Readers have vast, sometimes unknown power: they can elevate the mediocre to a meteoric rise, make them successful and famous. They can also destroy a writer’s career well before it ever gets going. Readers have that ability. They may not even realize what unbelievable power they have at first.
Many of the unknown, poor and struggling authors stretch themselves to extraordinary lengths in order to put out a book capable of delighting. Myself, just these past two weeks, I’ve worked from 8am until 10pm, with a writing break squished somewhere in there to squeak toward the culmination of the second book of a series.
There won’t be a third. I hate to break this to you, if you’ve read the most recent release by Damien and I, and you were like ‘yes!’ or even if you eyed the book and were like ‘I’ll wait until the series is done’.
It won’t be.
And here’s why: someone, possibly several someones, read this book and then used their almighty power to bury the book in the dung heap of low reviews. Every one star rating takes something like 10 five star ratings to combat it. For writers like Shirtaloon and Dinniman, this isn’t a problem: they have thousands of rabid followers ready to five star them by now. Aleron Kong has the same. And that matters so much more than you can imagine. And the opposite can be true… let’s imagine for a second those rabid fans, even a fraction of them, were tasked with finding new books in the genre and just throwing shade all over them. It would really only take 3 or 4 low star reviews in order to kill a book. Do these people exist? Nah, of course not.
What kind of monster would try to undercut what’s not even competition? After all, people can read books faster than authors can write them, so having a robust and professional new genre of books is ideal, isn’t it? So psssh, wave off the nagging idea that someone with a lot of money, or even a mid-lister is targeting your books for obliteration. The only person who would do that sort of thing is the type of author who would try to carve out the entire genre for himself and claim ownership over the whole thing… luckily such people don’t exist.
Say for instance I’m a new author. I work hard at my book, I spend most of a year polishing it, I shell out five hundred bucks for the cover, and I promote it with the last of my pocket change, a couple hundred bucks. It sells all right, maybe I make 300 off the pre-order. I’m feeling all right!
And then the first one or two star appears. I don’t have a following to offset this nasty reviewer… and it doesn’t look like they’ve even read the book? The review is incredibly vague, to the point where it’s impossible to believe they made their way through the book and honestly thought it was a pile of dogshit they’d cross the street to avoid.
While I might have plans for a five book series, I can’t fork over a thousand dollars on a loss on the next five books. It doesn’t make sense. I have to cut somewhere. My wife and kid need to eat and go out and have fun sometimes. I can’t keep propping up a cover designer and Facebook’s or Amazon’s algorithms.
I give up. Series over.
Back to Nolan, because while the hypothetical new author is a sad story, I’m here with the real story. Nolan, the real guy with the real wife and the real kid, the real attempt at a writing career.

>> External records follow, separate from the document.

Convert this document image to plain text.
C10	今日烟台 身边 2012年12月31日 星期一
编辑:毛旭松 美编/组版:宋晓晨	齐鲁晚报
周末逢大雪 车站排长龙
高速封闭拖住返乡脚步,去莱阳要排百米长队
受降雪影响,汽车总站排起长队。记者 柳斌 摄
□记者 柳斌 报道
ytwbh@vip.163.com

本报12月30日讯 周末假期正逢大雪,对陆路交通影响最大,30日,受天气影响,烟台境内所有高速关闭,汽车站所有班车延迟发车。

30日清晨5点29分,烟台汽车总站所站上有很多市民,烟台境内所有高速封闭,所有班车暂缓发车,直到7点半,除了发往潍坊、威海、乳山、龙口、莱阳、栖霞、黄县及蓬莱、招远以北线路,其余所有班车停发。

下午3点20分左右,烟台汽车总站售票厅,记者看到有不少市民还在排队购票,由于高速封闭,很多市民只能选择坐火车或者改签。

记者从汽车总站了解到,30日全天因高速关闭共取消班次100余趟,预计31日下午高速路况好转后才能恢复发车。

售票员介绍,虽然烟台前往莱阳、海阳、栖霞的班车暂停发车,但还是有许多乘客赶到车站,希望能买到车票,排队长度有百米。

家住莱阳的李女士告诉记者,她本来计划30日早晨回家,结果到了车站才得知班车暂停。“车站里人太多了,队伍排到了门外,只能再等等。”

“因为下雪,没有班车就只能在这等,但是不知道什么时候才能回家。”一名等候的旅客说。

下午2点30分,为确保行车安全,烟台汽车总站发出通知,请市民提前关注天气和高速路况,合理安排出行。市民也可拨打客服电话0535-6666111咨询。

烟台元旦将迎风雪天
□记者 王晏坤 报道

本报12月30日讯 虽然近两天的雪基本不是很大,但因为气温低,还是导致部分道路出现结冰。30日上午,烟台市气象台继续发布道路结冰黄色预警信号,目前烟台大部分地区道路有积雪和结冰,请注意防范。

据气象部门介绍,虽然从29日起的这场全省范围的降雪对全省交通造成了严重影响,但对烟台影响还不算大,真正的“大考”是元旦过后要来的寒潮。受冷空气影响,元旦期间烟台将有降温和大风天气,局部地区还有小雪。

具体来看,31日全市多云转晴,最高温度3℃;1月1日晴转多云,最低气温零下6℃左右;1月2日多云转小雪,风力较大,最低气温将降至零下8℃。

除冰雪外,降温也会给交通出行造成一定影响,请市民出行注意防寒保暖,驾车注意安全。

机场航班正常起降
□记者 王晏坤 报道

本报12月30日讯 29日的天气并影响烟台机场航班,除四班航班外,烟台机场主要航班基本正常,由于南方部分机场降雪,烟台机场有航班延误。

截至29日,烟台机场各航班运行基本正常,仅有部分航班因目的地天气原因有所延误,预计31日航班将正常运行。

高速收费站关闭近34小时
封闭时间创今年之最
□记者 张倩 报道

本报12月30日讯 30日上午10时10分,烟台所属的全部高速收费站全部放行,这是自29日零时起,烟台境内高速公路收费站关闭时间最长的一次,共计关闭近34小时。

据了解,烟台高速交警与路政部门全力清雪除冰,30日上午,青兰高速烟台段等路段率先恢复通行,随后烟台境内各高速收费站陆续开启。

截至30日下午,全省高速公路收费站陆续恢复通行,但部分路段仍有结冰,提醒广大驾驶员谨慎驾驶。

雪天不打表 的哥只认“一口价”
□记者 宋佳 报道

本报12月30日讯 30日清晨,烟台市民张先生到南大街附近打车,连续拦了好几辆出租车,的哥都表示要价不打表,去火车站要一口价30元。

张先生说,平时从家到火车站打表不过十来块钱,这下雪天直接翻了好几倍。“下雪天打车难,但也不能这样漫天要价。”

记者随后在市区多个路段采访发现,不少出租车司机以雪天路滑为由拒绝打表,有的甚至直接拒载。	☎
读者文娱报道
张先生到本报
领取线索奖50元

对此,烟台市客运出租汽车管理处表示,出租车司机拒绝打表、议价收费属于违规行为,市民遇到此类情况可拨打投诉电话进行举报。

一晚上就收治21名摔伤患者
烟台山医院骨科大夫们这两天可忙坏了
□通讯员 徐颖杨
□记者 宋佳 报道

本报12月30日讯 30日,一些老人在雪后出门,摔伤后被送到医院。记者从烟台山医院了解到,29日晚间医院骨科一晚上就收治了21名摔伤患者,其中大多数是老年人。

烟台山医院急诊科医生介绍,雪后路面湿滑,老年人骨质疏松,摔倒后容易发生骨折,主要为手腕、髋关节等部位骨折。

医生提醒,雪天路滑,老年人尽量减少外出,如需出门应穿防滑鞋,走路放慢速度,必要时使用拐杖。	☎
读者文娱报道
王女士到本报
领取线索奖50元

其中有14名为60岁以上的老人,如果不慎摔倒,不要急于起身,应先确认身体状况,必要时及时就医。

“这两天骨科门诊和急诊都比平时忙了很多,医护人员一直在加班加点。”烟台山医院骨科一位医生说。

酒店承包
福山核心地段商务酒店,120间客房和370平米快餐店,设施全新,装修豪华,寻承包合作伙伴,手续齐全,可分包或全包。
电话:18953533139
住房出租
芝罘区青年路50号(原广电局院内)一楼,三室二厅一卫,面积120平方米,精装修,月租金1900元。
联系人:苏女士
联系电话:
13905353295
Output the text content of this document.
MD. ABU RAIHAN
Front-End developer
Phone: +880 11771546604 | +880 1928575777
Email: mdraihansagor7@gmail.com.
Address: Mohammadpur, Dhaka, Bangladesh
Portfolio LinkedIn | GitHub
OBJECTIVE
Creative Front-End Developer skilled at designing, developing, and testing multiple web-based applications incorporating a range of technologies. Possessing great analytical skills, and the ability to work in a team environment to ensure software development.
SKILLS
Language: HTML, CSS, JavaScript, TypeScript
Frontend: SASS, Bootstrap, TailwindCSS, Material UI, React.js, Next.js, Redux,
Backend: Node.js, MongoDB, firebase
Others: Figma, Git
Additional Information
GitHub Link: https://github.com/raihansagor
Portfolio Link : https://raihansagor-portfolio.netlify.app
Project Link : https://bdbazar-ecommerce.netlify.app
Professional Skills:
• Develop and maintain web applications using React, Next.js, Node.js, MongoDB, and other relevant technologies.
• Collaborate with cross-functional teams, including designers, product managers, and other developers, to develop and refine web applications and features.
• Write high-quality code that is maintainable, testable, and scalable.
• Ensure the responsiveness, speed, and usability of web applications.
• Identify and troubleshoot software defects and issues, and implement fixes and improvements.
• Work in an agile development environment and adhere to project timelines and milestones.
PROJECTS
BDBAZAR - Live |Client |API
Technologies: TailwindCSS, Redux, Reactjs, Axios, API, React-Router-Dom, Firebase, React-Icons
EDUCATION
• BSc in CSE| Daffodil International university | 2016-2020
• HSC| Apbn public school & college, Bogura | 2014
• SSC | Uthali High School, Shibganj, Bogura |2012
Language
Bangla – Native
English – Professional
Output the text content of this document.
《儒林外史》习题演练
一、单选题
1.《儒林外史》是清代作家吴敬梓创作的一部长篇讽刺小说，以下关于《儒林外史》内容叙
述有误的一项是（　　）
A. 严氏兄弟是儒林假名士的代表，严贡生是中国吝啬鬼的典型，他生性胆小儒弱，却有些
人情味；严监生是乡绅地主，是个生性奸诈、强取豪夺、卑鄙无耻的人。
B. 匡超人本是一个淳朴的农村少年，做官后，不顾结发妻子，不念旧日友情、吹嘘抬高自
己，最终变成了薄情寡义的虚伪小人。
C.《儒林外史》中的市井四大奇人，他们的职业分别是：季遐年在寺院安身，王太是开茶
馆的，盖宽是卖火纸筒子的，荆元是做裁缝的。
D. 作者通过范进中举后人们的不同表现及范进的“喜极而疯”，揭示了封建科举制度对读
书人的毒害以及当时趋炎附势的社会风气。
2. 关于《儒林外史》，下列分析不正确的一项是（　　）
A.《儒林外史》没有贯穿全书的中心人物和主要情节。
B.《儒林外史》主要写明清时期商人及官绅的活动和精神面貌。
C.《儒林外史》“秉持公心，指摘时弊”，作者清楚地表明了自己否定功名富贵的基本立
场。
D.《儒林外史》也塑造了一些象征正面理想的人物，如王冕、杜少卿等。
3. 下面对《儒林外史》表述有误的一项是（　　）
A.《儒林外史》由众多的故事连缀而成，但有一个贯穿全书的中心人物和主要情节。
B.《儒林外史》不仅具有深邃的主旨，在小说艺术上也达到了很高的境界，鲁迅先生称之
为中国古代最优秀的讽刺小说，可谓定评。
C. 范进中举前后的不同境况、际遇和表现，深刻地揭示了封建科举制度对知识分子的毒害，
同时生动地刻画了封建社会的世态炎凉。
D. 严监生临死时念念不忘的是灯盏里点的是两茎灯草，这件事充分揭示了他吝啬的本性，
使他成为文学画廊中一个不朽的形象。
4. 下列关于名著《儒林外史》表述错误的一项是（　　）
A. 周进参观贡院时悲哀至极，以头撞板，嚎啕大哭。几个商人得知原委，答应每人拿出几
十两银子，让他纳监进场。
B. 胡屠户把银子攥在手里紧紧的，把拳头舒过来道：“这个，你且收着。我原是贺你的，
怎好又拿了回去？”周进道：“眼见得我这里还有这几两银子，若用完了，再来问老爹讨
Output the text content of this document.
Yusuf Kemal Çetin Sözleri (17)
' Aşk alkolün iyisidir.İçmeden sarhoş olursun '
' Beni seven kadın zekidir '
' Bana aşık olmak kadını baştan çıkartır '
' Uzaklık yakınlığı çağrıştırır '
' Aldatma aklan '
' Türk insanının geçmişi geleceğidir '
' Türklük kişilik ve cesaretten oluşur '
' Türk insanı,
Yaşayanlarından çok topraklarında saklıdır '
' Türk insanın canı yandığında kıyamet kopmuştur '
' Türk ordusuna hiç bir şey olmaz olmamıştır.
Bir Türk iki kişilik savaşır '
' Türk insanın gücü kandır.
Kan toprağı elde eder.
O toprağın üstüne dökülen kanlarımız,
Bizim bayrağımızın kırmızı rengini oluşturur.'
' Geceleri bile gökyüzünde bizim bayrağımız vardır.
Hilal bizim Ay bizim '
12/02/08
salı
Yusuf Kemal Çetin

I want to reiterate, that, if by chance you know someone who’s tanking new authors on purpose, please for the love of all that’s holy, don’t flame people’s art. Approach this person, shame them, tell them to take down whatever spurious and bullshit reviews they’ve written. And if you’re that person, and you’re somehow reading this, I want to let you know that I’ve worked for hundreds of hours. Honed the work for literally thousands of hours over the course of fifteen plus years. I know what ridiculous incoherent drivel looks like. I’ve read some, and I’ve written some. My book ain’t it.
And if you’ve written one star and two star reviews for other reasons, go back and take a look at them. See if the author deserved it. One star means you didn’t get what you paid for. You bought something and were handed something COMPLETELY different. Again, our book ain’t that. It says dark fantasy isekai in the blurb, it’s dark fantasy isekai. Give two stars to something broken, something you bought and immediately didn’t work. Two stars is for oh, okay, this… oh it fell apart.
Three stars for a shitty book, four stars for a passable book, five stars for a book you want to see in sequel or series form.
And spread the word amongst your people: tearing people down is bad for everybody. You have the power to change that. You have the power to wield for good or ill.